Irene Keruk Qikiqtagruk was seated in a rocking chair, wrapped in a shawl and threadbare quilts. She smiled at the guests, bright eyes shining behind thick glasses seeming to belong to a woman much younger than 101.

“I’ll put some tea on,” her granddaughter said. “Give you a moment alone. But like I told you, she doesn’t speak much anymore. And never of the…unpleasantness.”

Adrienne sat down on the couch nearby and gestured for the others to find seats. “That’s a lovely quilt you’ve got there,” she said, gesturing to Irene’s wrappings. “Did you make that?”

“It is kind of you to pretend to care about my old sewing.” Irene’s voice was soft but surprisingly deep, issuing from some great well in her weak frame. “You hope to get me talking and turn things to the unpleasantness. It is the way of all the more considerate people who come to visit.”

The reporter’s face fell. “I’m sorry,” she said. “I suppose there’s not much I can say to change your mind, is there?”

Irene’s expression turned thoughtful. “When I walked however many miles it was over the ice, after everyone had died, I promised myself that I would never speak of what had happened as long as I lived.” She laughed. “I did not expect it to be so long. It’s been almost ten years since the last person came to ask, and somehow I do not think I will last another ten.
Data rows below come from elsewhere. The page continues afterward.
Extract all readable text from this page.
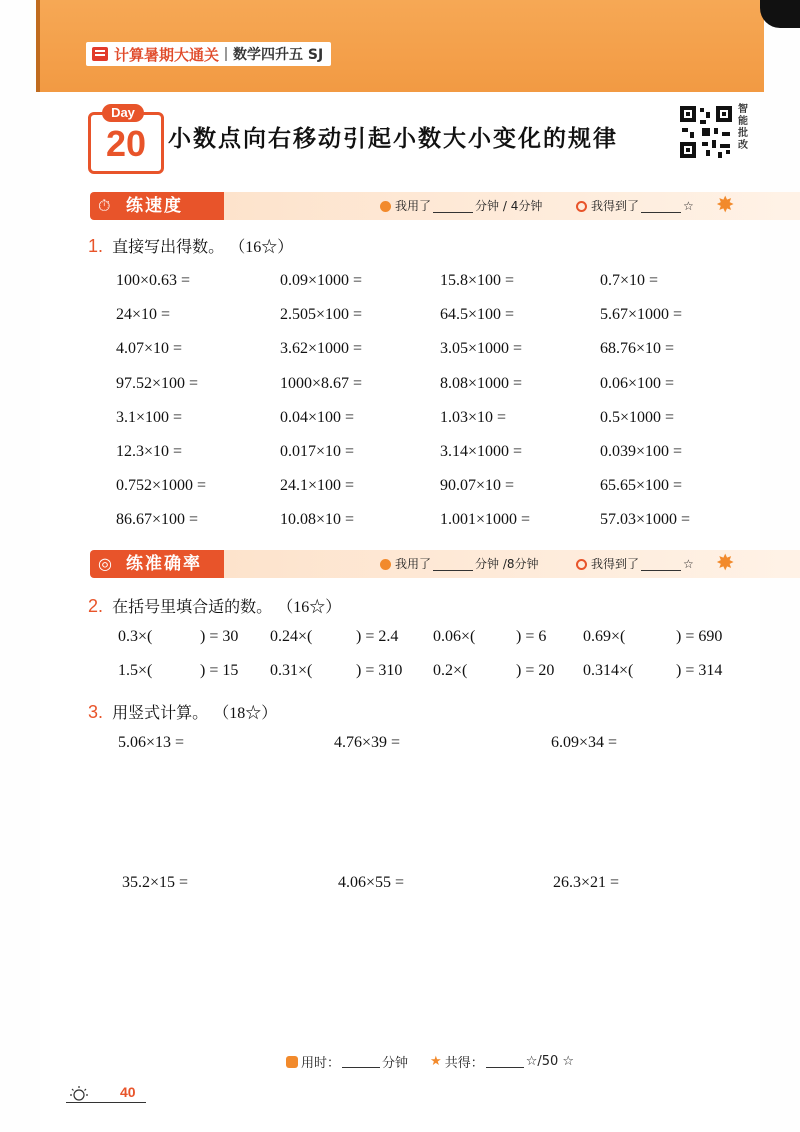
计算暑期大通关 数学四升五 SJ
Day
20 小数点向右移动引起小数大小变化的规律
智能批改
⏱ 练速度	我用了	分钟 / 4分钟	我得到了	☆ ✸
1. 直接写出得数。 （16☆）
100×0.63 =	0.09×1000 =	15.8×100 =	0.7×10 =
24×10 =	2.505×100 =	64.5×100 =	5.67×1000 =
4.07×10 =	3.62×1000 =	3.05×1000 =	68.76×10 =
97.52×100 =	1000×8.67 =	8.08×1000 =	0.06×100 =
3.1×100 =	0.04×100 =	1.03×10 =	0.5×1000 =
12.3×10 =	0.017×10 =	3.14×1000 =	0.039×100 =
0.752×1000 =	24.1×100 =	90.07×10 =	65.65×100 =
86.67×100 =	10.08×10 =	1.001×1000 =	57.03×1000 =
◎ 练准确率	我用了	分钟 /8分钟	我得到了	☆ ✸
2. 在括号里填合适的数。 （16☆）
0.3×(	) = 30 0.24×(	) = 2.4 0.06×(	) = 6 0.69×(	) = 690
1.5×(	) = 15 0.31×(	) = 310 0.2×(	) = 20 0.314×(	) = 314
3. 用竖式计算。 （18☆）
5.06×13 =	4.76×39 =	6.09×34 =
35.2×15 =	4.06×55 =	26.3×21 =
用时：	分钟 ★ 共得：	☆/50 ☆
40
Tell me what you know, and I will think about filling in some of the blank spots.”

“You, your parents, and your uncle were recruited by a Canadian man to participate in the Imperial Arctic Expedition of 1914,” Adrienne said carefully. “Your ship was trapped in ice, drifted into Russian waters, and crushed. There was…unpleasantness…among the expedition members, and you and your parents followed a group to Kellett Island while the others made for Tikegen Island. You walked nearly fifty miles to Tikegen, alone, nearly a year later to find the others just before they were rescued by an American icebreaker, and you refused to discuss what had happened.”

Irene laughed. “You are too kind in leaving out the juiciest part,” she said over the whistle of a teakettle in the kitchen. “When they searched Kellett Island, they found what was left of the people who I had departed with. All dead, even though they had shelter and supplies enough to last a whole year.”